A iniciativa levou a corrida além dos grandes circuitos. Em várias cidades, crews locais passaram a dialogar com comunidades, fortalecendo pertencimento e identidade. A ideia é que a prática seja uma rede de socialização e inclusão, não apenas competição.

Expansão e impacto

No Rio Grande do Sul, o grupo Corre Preto promoveu treinos para celebrar a cultura negra, com uma corrida especial durante o Dia da Consciência Negra, no Parque Marinha do Brasil, reunindo cerca de 1.200 pessoas.
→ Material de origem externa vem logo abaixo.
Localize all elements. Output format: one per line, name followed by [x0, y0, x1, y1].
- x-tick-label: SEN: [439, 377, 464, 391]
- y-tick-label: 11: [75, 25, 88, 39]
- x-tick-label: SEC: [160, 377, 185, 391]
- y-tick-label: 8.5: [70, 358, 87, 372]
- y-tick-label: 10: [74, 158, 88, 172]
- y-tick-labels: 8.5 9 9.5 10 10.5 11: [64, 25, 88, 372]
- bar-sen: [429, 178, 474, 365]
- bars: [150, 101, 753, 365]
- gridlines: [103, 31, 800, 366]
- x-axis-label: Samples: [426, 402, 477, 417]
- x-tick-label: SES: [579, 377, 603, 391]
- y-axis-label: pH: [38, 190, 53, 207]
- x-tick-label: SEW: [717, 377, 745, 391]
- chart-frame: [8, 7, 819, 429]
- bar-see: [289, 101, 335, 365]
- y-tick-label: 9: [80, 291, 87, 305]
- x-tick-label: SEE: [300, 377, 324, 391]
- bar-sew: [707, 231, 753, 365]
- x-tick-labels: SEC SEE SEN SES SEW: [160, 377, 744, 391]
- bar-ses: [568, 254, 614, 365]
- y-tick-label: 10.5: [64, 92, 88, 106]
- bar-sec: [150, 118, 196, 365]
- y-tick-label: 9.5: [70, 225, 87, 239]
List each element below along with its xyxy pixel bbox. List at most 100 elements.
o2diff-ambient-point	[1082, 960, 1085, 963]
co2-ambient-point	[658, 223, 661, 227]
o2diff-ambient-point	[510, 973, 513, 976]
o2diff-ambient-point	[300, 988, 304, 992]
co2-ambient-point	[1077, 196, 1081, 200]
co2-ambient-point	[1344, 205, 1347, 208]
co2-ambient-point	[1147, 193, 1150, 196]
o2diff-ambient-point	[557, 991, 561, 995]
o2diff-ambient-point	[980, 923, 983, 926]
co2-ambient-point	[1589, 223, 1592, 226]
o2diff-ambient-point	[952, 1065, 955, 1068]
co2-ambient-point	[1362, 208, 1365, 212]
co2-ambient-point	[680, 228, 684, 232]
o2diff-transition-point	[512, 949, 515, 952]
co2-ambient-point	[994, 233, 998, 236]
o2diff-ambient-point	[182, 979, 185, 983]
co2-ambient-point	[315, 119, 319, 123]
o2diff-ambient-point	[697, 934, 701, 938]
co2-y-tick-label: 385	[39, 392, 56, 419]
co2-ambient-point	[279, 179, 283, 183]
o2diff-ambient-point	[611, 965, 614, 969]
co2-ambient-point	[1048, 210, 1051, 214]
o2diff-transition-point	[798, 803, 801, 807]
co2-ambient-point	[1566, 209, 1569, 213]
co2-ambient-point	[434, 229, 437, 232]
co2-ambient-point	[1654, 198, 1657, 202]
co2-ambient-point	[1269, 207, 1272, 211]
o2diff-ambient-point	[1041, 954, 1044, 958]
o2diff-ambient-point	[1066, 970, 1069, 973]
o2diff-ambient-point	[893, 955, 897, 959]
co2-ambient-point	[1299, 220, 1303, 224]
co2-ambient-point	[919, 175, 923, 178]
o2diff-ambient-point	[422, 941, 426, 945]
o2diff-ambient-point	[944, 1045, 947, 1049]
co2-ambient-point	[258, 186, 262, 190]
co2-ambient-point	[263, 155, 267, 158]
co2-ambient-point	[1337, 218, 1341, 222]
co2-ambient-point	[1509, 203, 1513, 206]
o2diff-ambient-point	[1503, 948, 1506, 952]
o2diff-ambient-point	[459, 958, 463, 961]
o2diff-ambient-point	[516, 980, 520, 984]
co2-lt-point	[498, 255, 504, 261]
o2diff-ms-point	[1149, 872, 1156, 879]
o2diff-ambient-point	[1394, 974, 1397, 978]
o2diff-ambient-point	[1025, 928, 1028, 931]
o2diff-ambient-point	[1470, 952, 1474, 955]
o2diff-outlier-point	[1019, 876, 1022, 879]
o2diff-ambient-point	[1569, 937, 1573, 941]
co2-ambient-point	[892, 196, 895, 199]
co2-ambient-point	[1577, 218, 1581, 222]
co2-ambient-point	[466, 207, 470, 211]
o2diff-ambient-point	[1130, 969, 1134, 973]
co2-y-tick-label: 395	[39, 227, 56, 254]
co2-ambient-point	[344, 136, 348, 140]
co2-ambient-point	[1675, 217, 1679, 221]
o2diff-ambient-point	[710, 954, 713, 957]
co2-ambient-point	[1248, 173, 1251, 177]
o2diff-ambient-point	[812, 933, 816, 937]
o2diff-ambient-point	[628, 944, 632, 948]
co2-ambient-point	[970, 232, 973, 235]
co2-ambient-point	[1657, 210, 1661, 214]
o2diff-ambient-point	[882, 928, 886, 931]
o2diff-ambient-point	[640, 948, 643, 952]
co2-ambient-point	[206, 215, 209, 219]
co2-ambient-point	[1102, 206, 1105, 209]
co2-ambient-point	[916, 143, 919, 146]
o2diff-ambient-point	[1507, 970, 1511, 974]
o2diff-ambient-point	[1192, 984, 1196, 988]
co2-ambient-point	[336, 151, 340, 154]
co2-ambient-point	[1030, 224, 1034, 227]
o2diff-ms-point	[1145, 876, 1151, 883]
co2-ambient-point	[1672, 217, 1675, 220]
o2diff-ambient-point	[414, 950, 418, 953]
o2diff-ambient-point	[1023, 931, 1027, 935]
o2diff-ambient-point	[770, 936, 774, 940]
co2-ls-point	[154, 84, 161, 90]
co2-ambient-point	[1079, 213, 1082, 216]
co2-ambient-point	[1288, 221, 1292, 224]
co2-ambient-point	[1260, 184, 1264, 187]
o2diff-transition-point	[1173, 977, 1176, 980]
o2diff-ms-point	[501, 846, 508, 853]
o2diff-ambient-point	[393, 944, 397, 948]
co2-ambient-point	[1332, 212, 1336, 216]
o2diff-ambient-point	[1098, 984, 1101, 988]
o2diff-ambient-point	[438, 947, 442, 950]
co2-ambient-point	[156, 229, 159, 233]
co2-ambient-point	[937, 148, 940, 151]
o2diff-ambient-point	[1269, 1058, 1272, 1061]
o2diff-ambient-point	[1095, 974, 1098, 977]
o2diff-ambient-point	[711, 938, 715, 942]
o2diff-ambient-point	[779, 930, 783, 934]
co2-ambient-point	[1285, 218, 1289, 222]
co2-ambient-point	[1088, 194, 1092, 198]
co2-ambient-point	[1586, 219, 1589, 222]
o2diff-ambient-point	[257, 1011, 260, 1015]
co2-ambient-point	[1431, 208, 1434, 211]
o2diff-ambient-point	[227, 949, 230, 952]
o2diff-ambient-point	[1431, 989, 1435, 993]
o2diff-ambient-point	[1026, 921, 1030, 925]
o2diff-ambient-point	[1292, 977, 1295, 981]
Em São Paulo, o Corre Kilombo ocupou espaços simbólicos da cidade.

Em Salvador, a SBN Running transformou o Subúrbio Ferroviário em ponto de encontro para diferentes perfis de corredor, fortalecendo a comunidade local. A iniciativa ocorreu durante uma das etapas dos 50 anos da Olympikus e destacou a função social da corrida.

Diversidade de comunidades

No Rio de Janeiro, a Chapadinhas de Endorfina mobilizou centenas de mulheres, com encontros focados em bem-estar e conexão. Em Curitiba, a High Pace realizou ativações que reforçaram o papel das crews urbanas na cultura de corrida.

No Pará, o grupo Papa-Léguas Turbo mostrou a força de comunidades que crescem fora das capitais. Em Santarém, treinos semanais popularizaram o hábito esportivo, ampliando o acesso à prática. Porto Alegre encerrou o ciclo com atividades temáticas da comunidade Salve Corre.

Encerramento da edição

A jornada de 50 anos da Olympikus reforçou que a corrida ocorre além da largada e continua após a chegada. Os encontros da semana, as amizades e o sentimento de pertencimento mantêm a comunidade ativa, segundo a marca.